Offence by Proxy! It's the game that's sweeping the nation. That said, it would require some fairly perverse thinking not to stand in solidarity with the various disabled rights activists who have rallied against Jojo Moyes's novel Me Before You and this big screen adaptation.
The plot – for those of you who haven't glanced at the blurb on one of the many millions of copies circulating – concerns Will Traynor (played by Sam Claflin) a young millionaire who becomes paralysed after a motorcycle accident. He falls in love with his kooky, pretty caretaker, Lou Clark, as portrayed by Game of Thrones' resident dragon mistress Emilia Clarke. The pretty, kooky girl is his mum's (Janet McTeer) idea, as we soon learn that Will has arranged for his own assisted suicide. Can his new caretaker with eccentric colourful shoes persuade him that disability is better than death? Huh? Really?

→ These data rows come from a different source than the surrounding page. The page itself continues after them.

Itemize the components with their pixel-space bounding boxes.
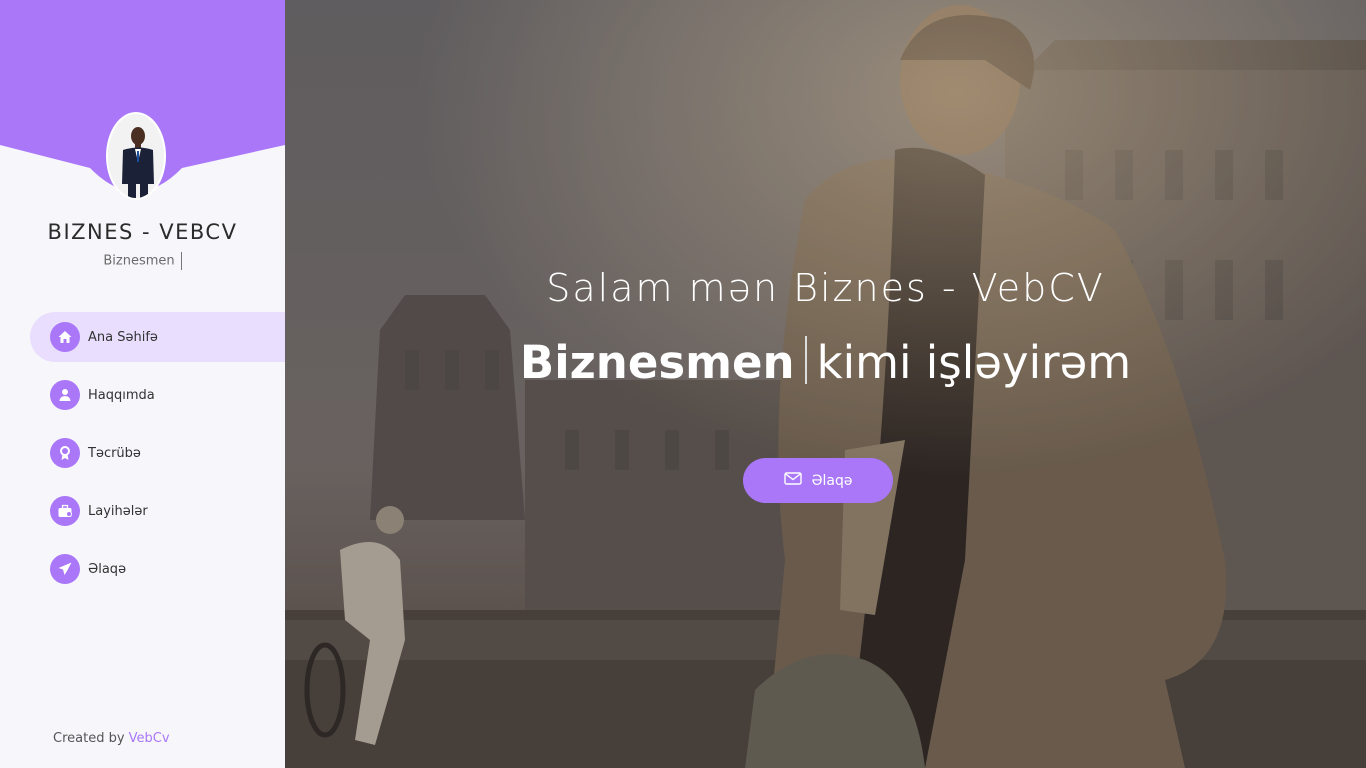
contact-button[interactable]: Əlaqə: [743, 458, 893, 503]
sidebar-nav: Ana Səhifə Haqqımda Təcrübə Layihələr Əl…: [30, 312, 285, 602]
hero-role: Biznesmen: [519, 336, 795, 389]
hero-role-line: Biznesmen kimi işləyirəm: [285, 336, 1366, 389]
sidebar-item-label: Təcrübə: [88, 445, 141, 461]
briefcase-icon: [50, 496, 80, 526]
hero-section: Salam mən Biznes - VebCV Biznesmen kimi i…: [285, 0, 1366, 768]
brand-subtitle-text: Biznesmen: [103, 253, 175, 269]
sidebar: BIZNES - VEBCV Biznesmen Ana Səhifə Haqq…: [0, 0, 285, 768]
send-icon: [50, 554, 80, 584]
typing-cursor: [804, 336, 807, 384]
sidebar-item-contact[interactable]: Əlaqə: [30, 544, 285, 594]
avatar: [106, 112, 166, 200]
sidebar-item-about[interactable]: Haqqımda: [30, 370, 285, 420]
sidebar-item-label: Əlaqə: [88, 561, 127, 577]
sidebar-footer: Created by VebCv: [53, 731, 170, 746]
mail-icon: [783, 472, 802, 489]
typing-cursor: [180, 252, 182, 270]
brand-subtitle: Biznesmen: [0, 252, 285, 270]
hero-role-suffix: kimi işləyirəm: [816, 336, 1132, 389]
hero-greeting: Salam mən Biznes - VebCV: [546, 266, 1105, 310]
sidebar-item-label: Haqqımda: [88, 387, 155, 403]
sidebar-item-projects[interactable]: Layihələr: [30, 486, 285, 536]
sidebar-item-label: Layihələr: [88, 503, 148, 519]
footer-prefix: Created by: [53, 731, 125, 746]
user-icon: [50, 380, 80, 410]
brand-title: BIZNES - VEBCV: [47, 220, 238, 244]
footer-link[interactable]: VebCv: [129, 731, 170, 746]
sidebar-item-experience[interactable]: Təcrübə: [30, 428, 285, 478]
award-icon: [50, 438, 80, 468]
sidebar-item-home[interactable]: Ana Səhifə: [30, 312, 285, 362]
contact-button-label: Əlaqə: [811, 472, 853, 489]
sidebar-item-label: Ana Səhifə: [88, 329, 158, 345]
home-icon: [50, 322, 80, 352]
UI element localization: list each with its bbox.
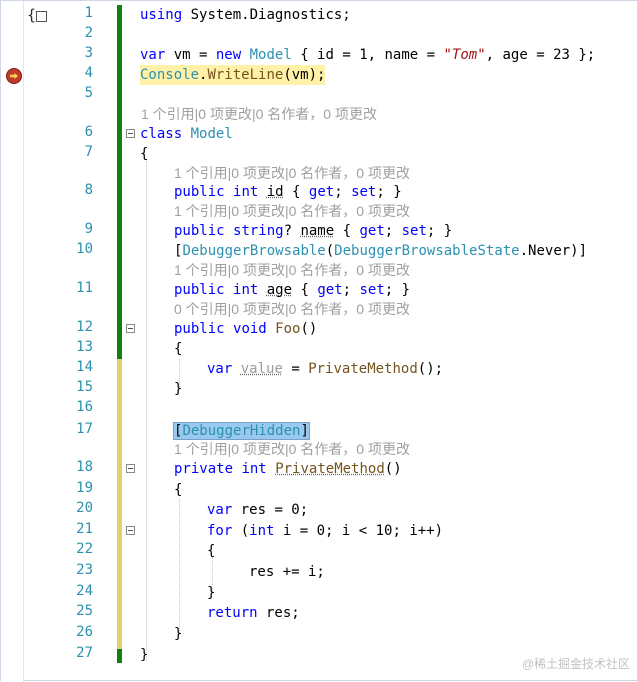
- line-number: 27: [76, 645, 93, 661]
- code-lens-text[interactable]: 1 个引用|0 项更改|0 名作者，0 项更改: [174, 163, 410, 183]
- line-code: [DebuggerBrowsable(DebuggerBrowsableStat…: [174, 243, 588, 259]
- line-number: 22: [76, 541, 93, 557]
- line-code: {: [140, 146, 149, 162]
- fold-for[interactable]: [126, 526, 135, 535]
- selected-attribute: [DebuggerHidden]: [173, 422, 310, 440]
- line-code: }: [174, 381, 183, 397]
- line-number: 15: [76, 379, 93, 395]
- line-code: using System.Diagnostics;: [140, 7, 351, 23]
- line-number: 19: [76, 480, 93, 496]
- line-number: 20: [76, 500, 93, 516]
- line-number: 18: [76, 459, 93, 475]
- line-number: 6: [84, 124, 93, 140]
- line-code: var res = 0;: [207, 502, 309, 518]
- line-code: public string? name { get; set; }: [174, 223, 453, 239]
- line-code: }: [140, 647, 149, 663]
- line-code: class Model: [140, 126, 233, 142]
- line-number: 26: [76, 624, 93, 640]
- line-code: res += i;: [249, 564, 325, 580]
- code-lens-text[interactable]: 1 个引用|0 项更改|0 名作者，0 项更改: [174, 201, 410, 221]
- line-number: 10: [76, 241, 93, 257]
- line-code: {: [174, 341, 183, 357]
- line-number: 16: [76, 399, 93, 415]
- code-lens-text[interactable]: 1 个引用|0 项更改|0 名作者，0 项更改: [141, 104, 377, 124]
- line-number: 17: [76, 421, 93, 437]
- watermark: @稀土掘金技术社区: [521, 657, 630, 671]
- line-number: 7: [84, 144, 93, 160]
- line-number: 25: [76, 603, 93, 619]
- line-number: 1: [84, 5, 93, 21]
- fold-private-method[interactable]: [126, 464, 135, 473]
- line-number: 14: [76, 359, 93, 375]
- line-number: 3: [84, 45, 93, 61]
- line-number: 9: [84, 221, 93, 237]
- line-number: 5: [84, 85, 93, 101]
- line-code: {: [174, 482, 183, 498]
- indent-guide-class: [146, 161, 147, 661]
- line-code: return res;: [207, 605, 300, 621]
- line-number: 4: [84, 65, 93, 81]
- line-code: private int PrivateMethod(): [174, 461, 402, 477]
- line-number: 21: [76, 521, 93, 537]
- indent-guide-private: [179, 499, 180, 631]
- line-code: public int age { get; set; }: [174, 282, 411, 298]
- change-indicator-saved-end: [117, 649, 122, 663]
- change-indicator-unsaved: [117, 359, 122, 649]
- line-code: var value = PrivateMethod();: [207, 361, 444, 377]
- line-code: public int id { get; set; }: [174, 184, 402, 200]
- line-code: public void Foo(): [174, 321, 318, 337]
- current-statement-code: Console.WriteLine(vm);: [140, 65, 326, 85]
- line-number: 11: [76, 280, 93, 296]
- line-number: 8: [84, 182, 93, 198]
- breakpoint-current-statement-icon[interactable]: [6, 68, 22, 84]
- line-number: 13: [76, 339, 93, 355]
- line-number: 23: [76, 562, 93, 578]
- line-code: for (int i = 0; i < 10; i++): [207, 523, 444, 539]
- line-number: 12: [76, 319, 93, 335]
- change-indicator-saved: [117, 5, 122, 359]
- line-code: }: [174, 626, 183, 642]
- code-lens-text[interactable]: 0 个引用|0 项更改|0 名作者，0 项更改: [174, 299, 410, 319]
- code-lens-text[interactable]: 1 个引用|0 项更改|0 名作者，0 项更改: [174, 439, 410, 459]
- code-lens-text[interactable]: 1 个引用|0 项更改|0 名作者，0 项更改: [174, 260, 410, 280]
- line-number: 2: [84, 25, 93, 41]
- line-code: }: [207, 585, 216, 601]
- line-code: var vm = new Model { id = 1, name = "Tom…: [140, 47, 596, 63]
- fold-foo[interactable]: [126, 324, 135, 333]
- line-number: 24: [76, 583, 93, 599]
- line-code: {: [207, 543, 216, 559]
- code-editor[interactable]: 1 using System.Diagnostics; 2 3 var vm = n…: [1, 1, 638, 682]
- fold-class-model[interactable]: [126, 129, 135, 138]
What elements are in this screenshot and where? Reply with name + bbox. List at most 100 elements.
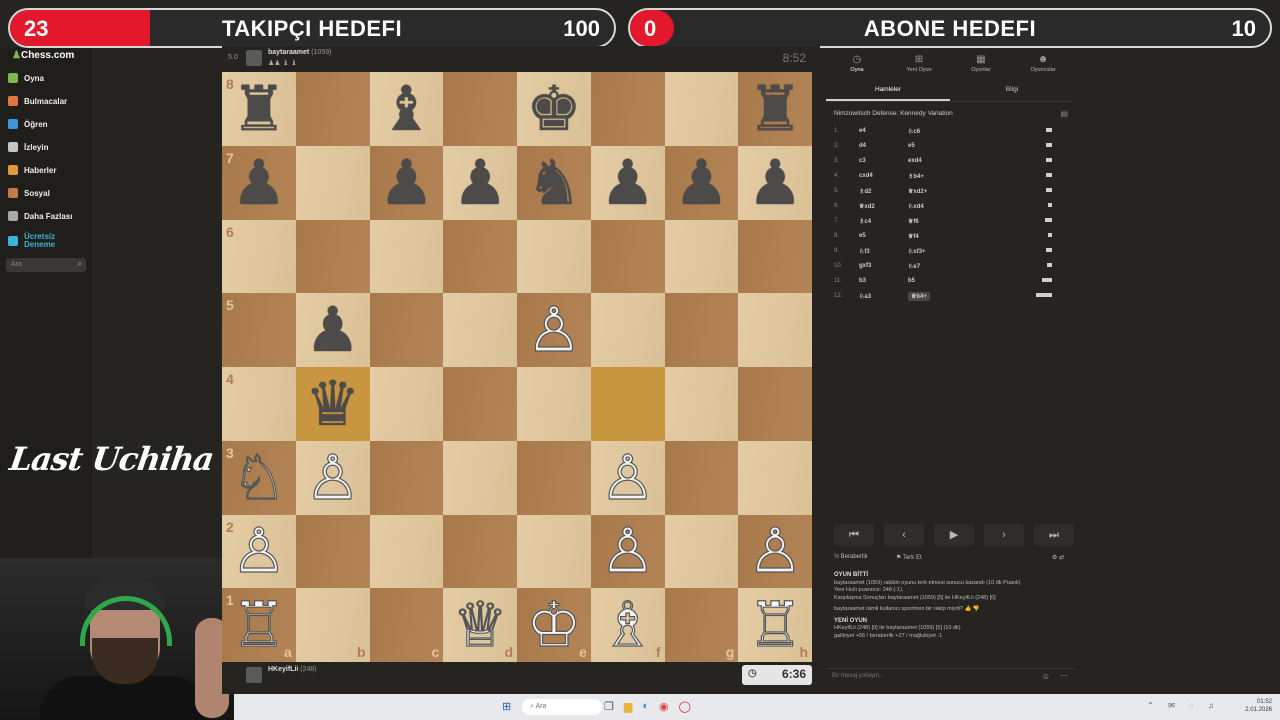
square-d5[interactable] [443,293,517,367]
black-move[interactable]: e5 [908,143,915,149]
subtab-0[interactable]: Hamleler [826,80,950,101]
tab-1[interactable]: ⊞ Yeni Oyun [888,48,950,78]
sidebar-item-0[interactable]: Oyna [8,70,44,86]
square-e8[interactable]: ♚ [517,72,591,146]
subtab-1[interactable]: Bilgi [950,80,1074,101]
square-b5[interactable]: ♟ [295,293,370,367]
sidebar-search-input[interactable]: Ara ⌕ [6,258,86,272]
black-pawn-piece[interactable]: ♟ [231,151,287,214]
top-player-name[interactable]: baytaraamet (1059) [268,49,331,56]
white-move[interactable]: ♗d2 [859,188,871,195]
square-g4[interactable] [664,367,739,441]
square-b8[interactable] [295,72,370,146]
white-pawn-piece[interactable]: ♙ [525,298,582,361]
thumbs-up-icon[interactable]: 👍 [965,606,972,612]
black-queen-piece[interactable]: ♛ [305,372,361,435]
white-knight-piece[interactable]: ♘ [230,446,287,509]
more-icon[interactable]: ⋯ [1060,671,1068,680]
square-h4[interactable] [738,367,812,441]
square-g3[interactable] [664,440,739,515]
square-f7[interactable]: ♟ [590,145,665,220]
square-h8[interactable]: ♜ [738,72,812,146]
chess-board[interactable]: 8 ♜ ♝ ♚ ♜ 7 ♟ ♟ ♟ ♞ ♟ ♟ ♟ 6 5 ♟ ♙ 4 ♛ 3 ♘ ♙ ♙ 2 ♙ ♙ ♙ 1 a ♖ b c d ♕ e ♔ f ♗ g h… [222,72,812,662]
square-d6[interactable] [443,219,517,294]
chrome-icon[interactable]: ◉ [659,700,669,713]
white-move[interactable]: d4 [859,143,866,149]
black-move[interactable]: ♕f4 [908,233,919,240]
white-rook-piece[interactable]: ♖ [230,593,287,656]
black-move[interactable]: ♘xf3+ [908,248,926,255]
sidebar-item-4[interactable]: Haberler [8,162,56,178]
square-a5[interactable]: 5 [222,293,296,367]
black-pawn-piece[interactable]: ♟ [600,151,656,214]
next-move-button[interactable]: › [984,524,1024,546]
square-g8[interactable] [664,72,739,146]
task-view-icon[interactable]: ❐ [604,700,614,713]
white-move[interactable]: gxf3 [859,263,871,269]
settings-icon[interactable]: ⚙ ⇄ [1052,554,1064,561]
white-move[interactable]: ♗c4 [859,218,871,225]
black-move[interactable]: ♘e7 [908,263,920,270]
white-pawn-piece[interactable]: ♙ [599,519,656,582]
square-c2[interactable] [369,514,444,589]
black-knight-piece[interactable]: ♞ [526,151,582,214]
system-tray-icons[interactable]: ⌃ ✉ ◌ ♫ [1147,701,1220,710]
white-move[interactable]: cxd4 [859,173,873,179]
opera-icon[interactable]: ◯ [679,700,691,713]
resign-button[interactable]: ⚑ Terk Et [896,554,922,561]
last-move-button[interactable]: ⏭ [1034,524,1074,546]
black-move[interactable]: ♕b4+ [908,292,930,301]
black-pawn-piece[interactable]: ♟ [305,299,361,361]
first-move-button[interactable]: ⏮ [834,524,874,546]
white-pawn-piece[interactable]: ♙ [230,519,287,582]
sidebar-item-1[interactable]: Bulmacalar [8,93,67,109]
bottom-player-name[interactable]: HKeyifLii (248) [268,666,317,673]
square-a4[interactable]: 4 [222,367,296,441]
tab-0[interactable]: ◷ Oyna [826,48,888,78]
square-d4[interactable] [443,367,517,441]
square-h3[interactable] [738,440,812,515]
square-a8[interactable]: 8 ♜ [222,72,296,146]
thumbs-down-icon[interactable]: 👎 [973,606,980,612]
white-rook-piece[interactable]: ♖ [747,593,804,656]
square-h7[interactable]: ♟ [738,145,812,220]
black-move[interactable]: ♕f6 [908,218,919,225]
square-f3[interactable]: ♙ [590,440,665,515]
square-c6[interactable] [369,219,444,294]
white-move[interactable]: b3 [859,278,866,284]
square-e4[interactable] [517,367,591,441]
square-d2[interactable] [443,514,517,589]
square-g5[interactable] [664,293,739,367]
square-f8[interactable] [590,72,665,146]
file-explorer-icon[interactable]: ▆ [624,700,632,713]
square-f1[interactable]: f ♗ [590,588,665,662]
white-move[interactable]: e5 [859,233,866,239]
black-rook-piece[interactable]: ♜ [747,77,803,140]
square-c7[interactable]: ♟ [369,145,444,220]
square-c3[interactable] [369,440,444,515]
square-g7[interactable]: ♟ [664,145,739,220]
white-move[interactable]: ♕xd2 [859,203,875,210]
taskbar-search[interactable]: ⌕ Ara [522,699,602,715]
prev-move-button[interactable]: ‹ [884,524,924,546]
sidebar-item-5[interactable]: Sosyal [8,185,50,201]
black-pawn-piece[interactable]: ♟ [674,151,730,214]
square-a3[interactable]: 3 ♘ [222,440,296,515]
square-h6[interactable] [738,219,812,294]
black-move[interactable]: exd4 [908,158,922,164]
square-f2[interactable]: ♙ [590,514,665,589]
black-move[interactable]: ♗b4+ [908,173,924,180]
white-move[interactable]: ♘a3 [859,293,871,300]
white-king-piece[interactable]: ♔ [525,593,582,656]
square-f4[interactable] [590,367,665,441]
white-queen-piece[interactable]: ♕ [452,593,509,656]
black-bishop-piece[interactable]: ♝ [379,77,435,140]
bottom-player-avatar[interactable] [246,667,262,683]
square-a6[interactable]: 6 [222,219,296,294]
square-d7[interactable]: ♟ [443,145,517,220]
white-move[interactable]: e4 [859,128,866,134]
square-e7[interactable]: ♞ [517,145,591,220]
draw-button[interactable]: ½ Beraberlik [834,554,868,560]
square-g6[interactable] [664,219,739,294]
square-c8[interactable]: ♝ [369,72,444,146]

It's a thoroughly offensive notion and yet, in the glossy, frothy world of the rom-dram, paraplegia is not impairment: it is merely a plot device. Me Before You has no interest in the realities of life with disability; it is, rather, yet another variant on a threadbare formula.
You know the drill: Quadrillionaire Boy meets Clumsy Girl. Quadrillionaire Boy loves Clumsy Girl and is willing to lavish her with material proofs of his wealth/affection. But Quadrillionaire Boy can't be with Clumsy Girl because he is a vampire (see Edward Cullen in Twilight) or an S&M saddo (see Christian Gray).
At times, the resemblance to the latter is so pronounced that Me Before You might as well have been called 50 Shades of Wheelchair. Claflin's Will jokingly/not jokingly refers to his assistant – she's drawn from the lower orders, you know – as Clark. He teases her for not watching subtitled movies and improves her by, well, making her watch subtitled movies.
These ablist, classist underpinnings are gussied up with a very charming turn by Ms Clarke who bounces amiably off such capable actors as Doctor Who's Jenna Coleman (playing Lou's sister and confidante), Janet McTeer and Charles Dance (as Will's parents) and Matthew Lewis (as Lou's soon-to-be-cuckolded boyfriend). Claflin tries valiantly to bring humanity to Will, but no amount of tragedy can compensate for the character's overpowering sense of entitlement.
A series of dates and musical montages soon segues into a finale which ought to deliver a big emotional punch but instead turns its gaze away. Where did the pandering go?
Director Thea Sharrock and director of photography Remi Adefarasin ensure that everything is so pretty you won’t need those tissues after all. Expect queues: sanitised sells.